Abstract
Local vital stains were applied to the prospective head region in the late yolk plug stage of Amblystoma punctatum by Vogt's 1 method. From the records obtained by making camera lucida drawings of the position and extent of the stained areas in the stages following, composite diagrams were constructed showing the arrangement of the parts of the prospective ectoderm involved in the formation of the nose, lens, ear, balancer, gills and stomodaeum. Two of these, Harrison stages 13 (slit blastopore) and 22 (shortly after closure of neural folds), are shown in the figures.
The wheeling about of the head epidermis due to the dorsal convergence of the neural material which lies almost out at the equator of the embryo in the gastrula stage, takes place in Amblystoma punctatum in a manner similar to that observed by Vogt 2 and Goerttler 3 on European salamanders. There is a forward and downward growth of the ectoderm of the head region anteriorly in such a way that the material at the middle of the transverse fold comes to lie just in front of the stomodaeum and ventral to the eye—a shifting of the material nearest the dorsal midline in an anterior and ventral direction while that originally ventral moves caudally and dorsally.

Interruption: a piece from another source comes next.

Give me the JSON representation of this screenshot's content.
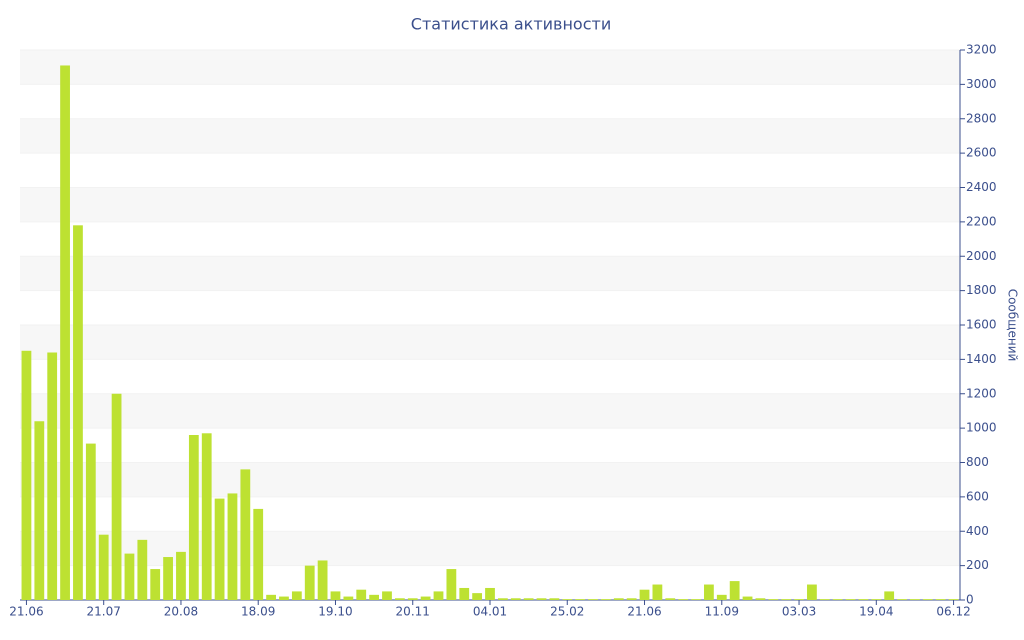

The results obtained for Amblystoma are much less diagrammatic than those Röhlich 4 gives for Triton but the arrangement of the anlagen is essentially the same in both forms. The position of the lens agrees with that given by both Manchot 5 and Röhlich for Triton. In Amblystoma however the nasal ectoderm seems to extend up on the outer side of the neural fold (stage 15) for a short distance and the ear ectoderm not quite to reach the fold. The latter may also be slightly farther anterior in Amblystoma than in Triton.